15. Tiupan Trauma

900 208 37
                                    

Gerbera Palace

Dulunya Azka pernah tinggal di tempat ini, hingga setahun setelahnya ia memutuskan untuk pergi dan memberikan rumahnya kepada kakeknya yang baru pulang dari Belanda.

Ia meninggalkan surga paling terkenal untuk orang kaya di ibu kota ini. Untuknya, cukup mudah mendapatkan satu rumah di sini tanpa harus bersaing dengan banyak orang di luar sana yang juga merebut tempatnya.

Sekarang Azka sudah memiliki tempat tinggalnya dengan menetap di salah satu apartemen mewahnya di Jakarta.

Maka pagi pada pukul sepuluh ini, ia memutuskan kembali untuk menemui kediaman kakeknya di Gerbera Palace. Sekarang ia terduduk di kursi yang berada di halaman belakang, sambil menyesap teh earl grey miliknya, Azka mengamati dari kejauhan sang kakek yang tengah memberi makan ikan koinya.

Pria tua itu masih cukup kuat untuk beraktivitas dan sangat menghindari tongkat maupun alat bantu lainnya untuk ia bergerak. Setiap pukul sepuluh pagi, kakek pasti juga rajin memberikan makan untuk ikan koinya di kolam pada halaman belakang ini.

Setelah selesai dengan kegiatannya tersebut, maka kakek bergerak menuju tanaman monstera yang berada tak jauh dari kursi seberang Azka duduk saat ini.

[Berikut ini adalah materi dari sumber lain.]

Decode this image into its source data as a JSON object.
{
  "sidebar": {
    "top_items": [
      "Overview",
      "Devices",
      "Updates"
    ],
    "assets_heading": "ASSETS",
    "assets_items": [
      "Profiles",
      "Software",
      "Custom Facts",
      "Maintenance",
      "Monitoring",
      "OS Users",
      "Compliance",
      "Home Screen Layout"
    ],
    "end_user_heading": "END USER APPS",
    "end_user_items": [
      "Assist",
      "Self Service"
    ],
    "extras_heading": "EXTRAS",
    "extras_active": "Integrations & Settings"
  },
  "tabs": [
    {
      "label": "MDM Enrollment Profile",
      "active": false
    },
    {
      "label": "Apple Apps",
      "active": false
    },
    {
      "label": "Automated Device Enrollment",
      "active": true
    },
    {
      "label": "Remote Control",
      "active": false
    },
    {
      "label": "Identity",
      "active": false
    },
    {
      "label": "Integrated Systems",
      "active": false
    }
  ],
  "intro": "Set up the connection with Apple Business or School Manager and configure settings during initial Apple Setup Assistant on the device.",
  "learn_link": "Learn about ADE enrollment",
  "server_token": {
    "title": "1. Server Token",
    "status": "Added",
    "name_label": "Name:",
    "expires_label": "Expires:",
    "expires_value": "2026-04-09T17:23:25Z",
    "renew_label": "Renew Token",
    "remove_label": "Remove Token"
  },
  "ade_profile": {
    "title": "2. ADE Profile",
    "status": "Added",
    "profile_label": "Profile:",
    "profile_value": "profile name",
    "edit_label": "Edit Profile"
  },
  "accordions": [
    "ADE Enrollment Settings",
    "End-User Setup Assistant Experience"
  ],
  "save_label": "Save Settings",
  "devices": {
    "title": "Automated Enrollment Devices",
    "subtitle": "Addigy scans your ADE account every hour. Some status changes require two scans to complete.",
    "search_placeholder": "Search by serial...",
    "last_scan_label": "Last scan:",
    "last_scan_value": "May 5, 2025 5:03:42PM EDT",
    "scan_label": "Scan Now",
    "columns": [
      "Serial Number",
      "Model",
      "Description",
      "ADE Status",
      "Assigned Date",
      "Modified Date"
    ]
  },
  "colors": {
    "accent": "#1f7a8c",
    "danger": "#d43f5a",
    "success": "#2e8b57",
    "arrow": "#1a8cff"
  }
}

"Kakek denger kamu sering keluar kantor." Dan dibukalah percakapan mereka di pagi ini.

Azka menyesap pelan minuman tehnya, kepalanya menunduk menatap cairan bening di cangkir tehnya itu.

"Kemana aja kamu?" tanya kakek.

"Urusan," jawab Azka singkat.

"Dengan pacar kamu?"

Untuk pertanyaan yang satu ini, ia tak kuat menahan senyumnya. Maka Azka menggeleng pelan selagi tersenyum tipis, "Azka nggak punya pacar, Kek."

Kakek pun lantas kembali menuju tempat duduknya lagi. Ia menyesap pelan teh earl grey-nya tersebut, lalu mengedarkan pandangannya ke monstera yang berada di dekatnya tadi.

"Itu akibatnya kalo kamu naruh langsung di matahari."

Pandangan pria muda itu beralih melihat tanaman yang kakeknya maksud itu terlihat daunnya yang mulai mengerucut. Beberapa bercak kuning muncul di sekitar tangkai dan daunnya.

"Hati-hati sama wanita, Azka" Mata pria tua itu diam-diam melirik pada cucunya yang berada di depannya.

Azka menggeleng lemah. Obrolan mereka masih kembali ke pertanyaan sebelumnya. Sang kakek meraih pelan teko tehnya, lalu menuangkan teh tersebut ke cangkir teh Azka.

"Biar Az-"

"Jangan ninggalin pekerjaan kamu hanya karena mereka."

Gerakan tangannya berhenti untuk menahan satu tangan tersebut. Azka menerima tuangan teh yang diberikan kakek kepadanya. Beliau tak biasanya seperti ini, seperti ia pulang dan mereka minum teh bersama, Azka lah yang selalu menuangkan untuknya.

"Azka bisa atur fokus antara pekerjaan sama urusan lainnya."

"Bagus."

"..."

"Kamu nggak mau berakhir'kan kayak orang tua kamu.."

BRAAAK!

Tangan tua itu tak kuat menahan teko tehnya lagi, hingga akhirnya lepas tepat di tengah meja, lalu terjatuh membasahi lilin penghangat di bawahnya. Acara minum teh mereka berakhir dengan sedikit kekacauan yang dibuat oleh kakek.

Azka buru-buru menyerahkan sapu tangannya untuk mengelap tangan sang kakek yang terkena cairan panas teh tersebut. Kulitnya sedikit memerah, tapi beliau tak mengeluh sedikit pun.